Refraction Angles

by Rene Descartes Icon

3 minutes • 587 words

Let us assume that the ball was pushed from A to B.

While at point B, it is pushed further by the racket CBE.

This increases the force of its movement by 1/3 so that it can cover as much distance in 2 moments as it did in 3 moments before.

This will have the same effect as if it encountered at point B a body of such nature that it passed through its surface CBE, a third more easily than through the air.

Draw circle AD and the lines AC, RB, FE, in a way that there is 1/3 less distance between FE and RB than between RB and AC.

The straight line FE and the circular AD intersect at the point I.

This will designate where this ball, being at point B, must deflect.

The reverse of this conclusion is as follows.

The ball that comes from A in a straight line to B deflects at point B.

From there, it goes to I.
This means that its force to enter the body CBEI is proportional to the force it exits the body ACBE, as the distance between AC and HB is to the distance between HB and FI, that is, as the line CB is to BE.

The action of light follows the same laws as the motion of this ball.

When its rays pass obliquely from one transparent body to another, which receives them more or less easily than the first, they are deflected in such a way that they are always less inclined towards the surface of these bodies on the side where they are received most easily, than on the side where the other is located.
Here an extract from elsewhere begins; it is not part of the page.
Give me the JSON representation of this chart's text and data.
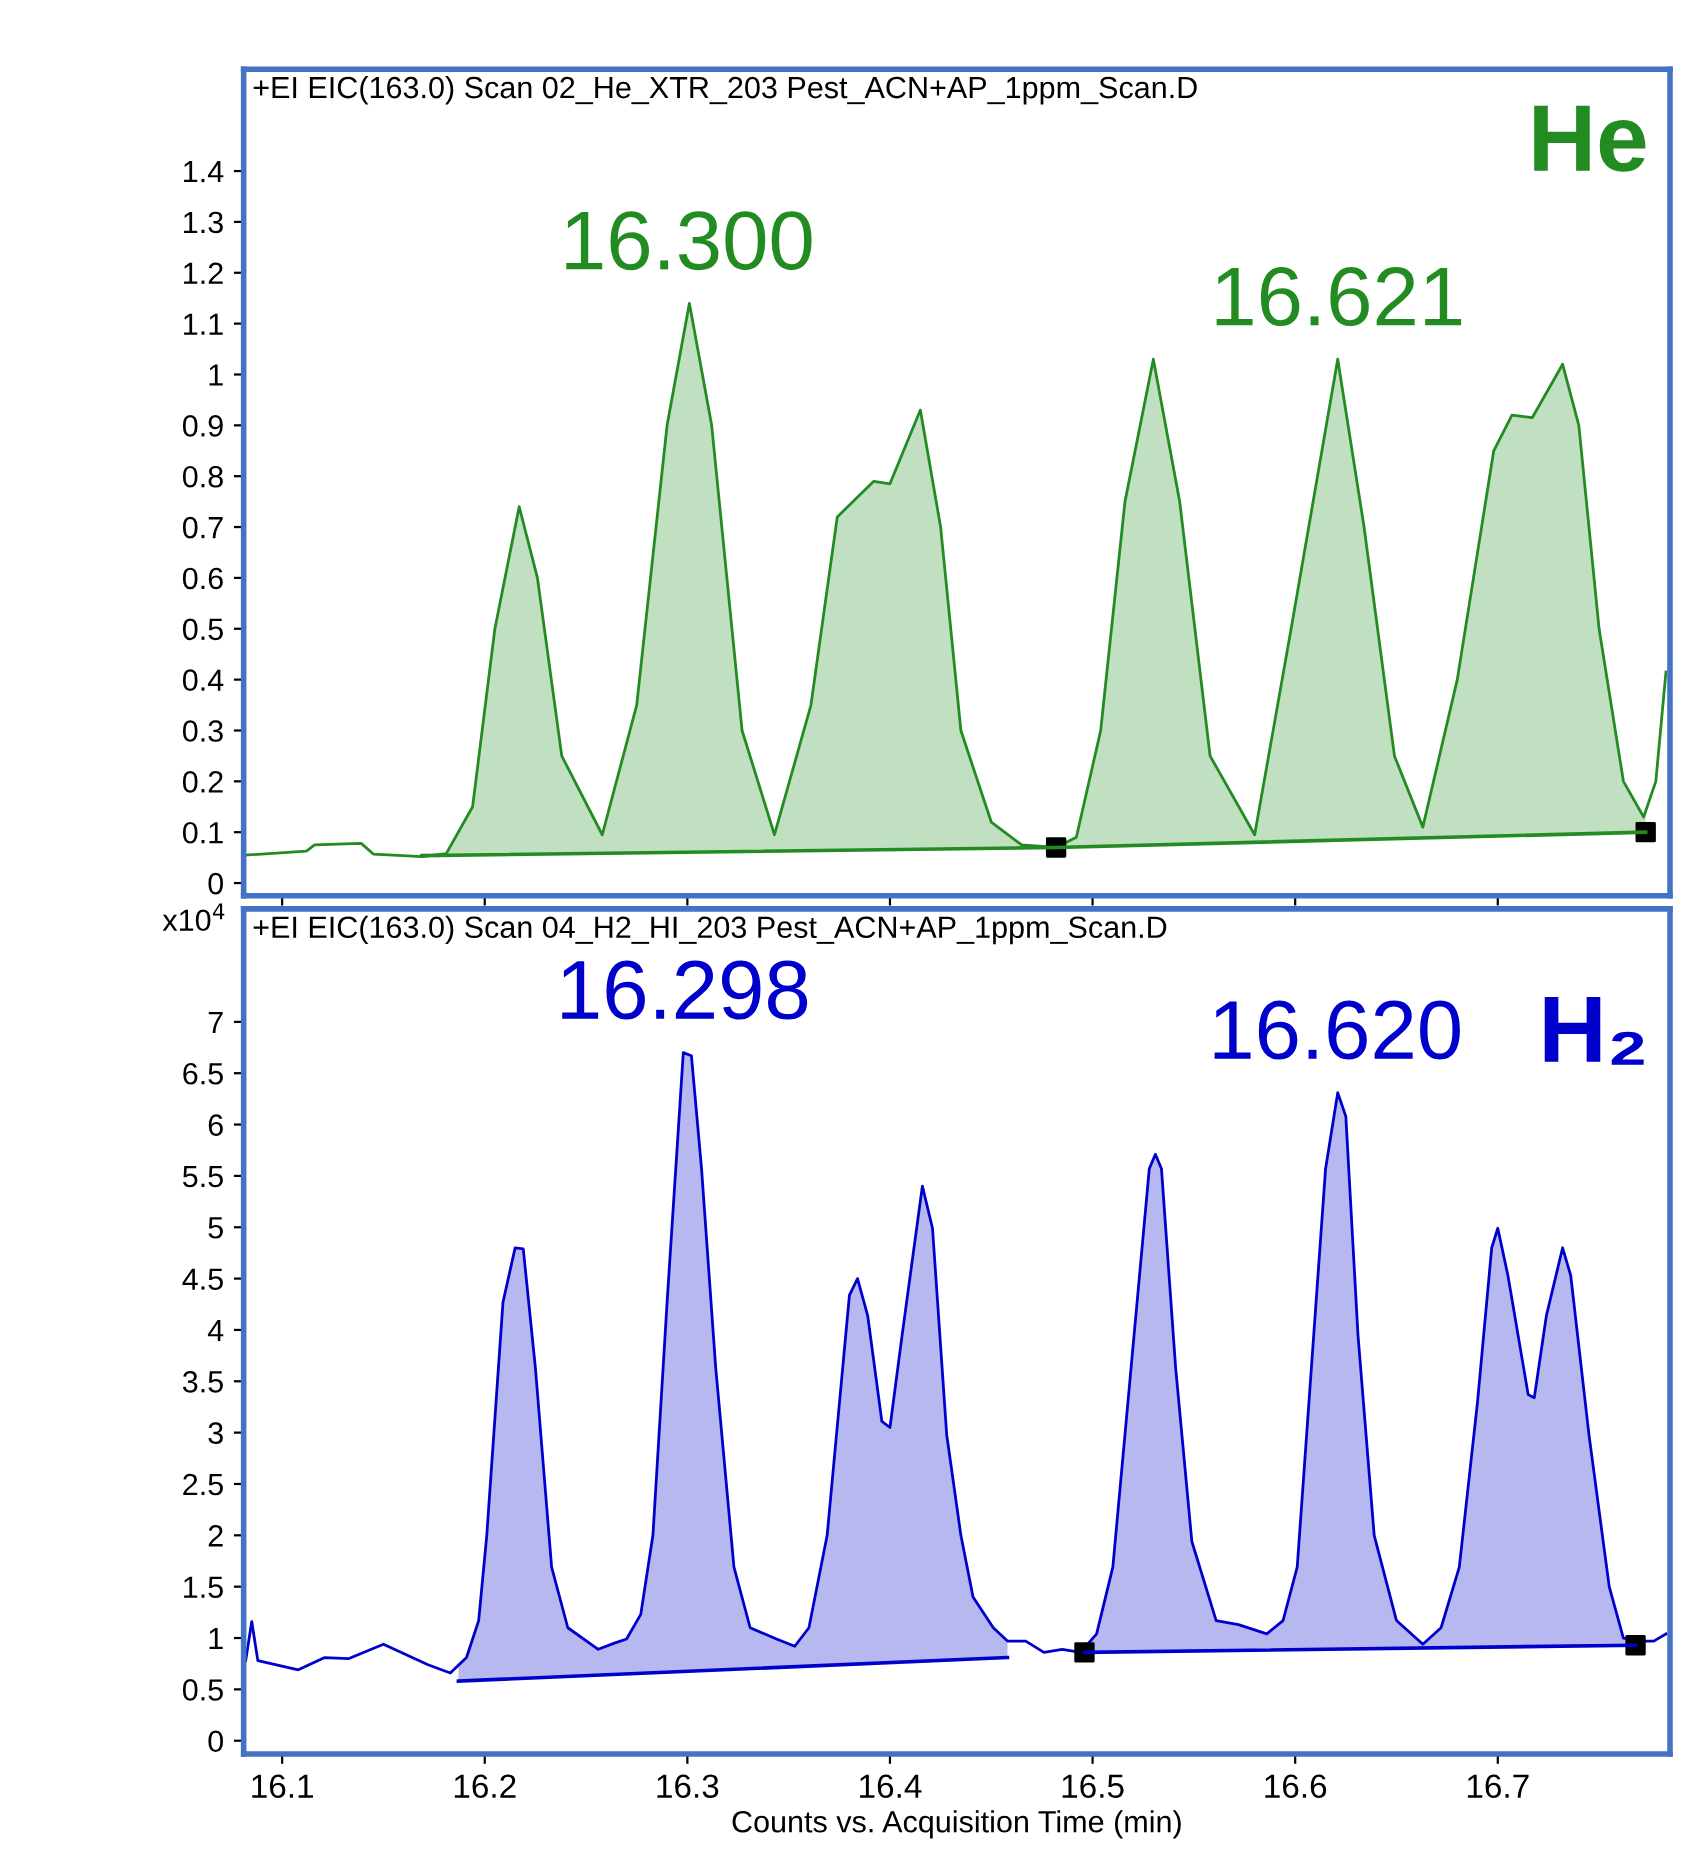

This, just in proportion to how much more easily they are received by the one than by the other.

This inclination should be measured by the quantity of straight lines, such as CB or AH, and EB or IG, and similar ones, compared to each other.

It should not be measured by the angle of the lines, such as ABH or GBI, nor by the angle of the semblables to DBI, which are called the angles of refraction.

This is because the proportion that exists between these angles varies with all the different inclinations of the rays; whereas the proportion that exists between the lines AH and IG, or similar ones, remains the same in all the refractions caused by the same bodies.

For example, if a ray passes from A to B in the air, and, encountering the surface of the glass CBR at point B, is deflected towards I within the glass; and another ray passes from K to B, which is deflected towards L; and another from P to R, which is deflected towards S; then the proportion between the lines KM and LN, or PQ and ST, should be the same as between AH and IG, but not the same as the proportion between the angles KBM and LBN, or PRQ and SRT, and the angle ABH and IBG.

Since AH = CB and EB = IG, the ratio CB/BE is equivalent to the ratio of the sines (AH/AB and IG/BI, or AB and IB being equal to the unit ray, AH and IG) of the angle of incidence ABH and the angle of refraction GBI. The law of refraction expresses the constancy of the ratio of the two sines, as a function of the index of refraction (n) of the two media considered, that is: AH = n . IG.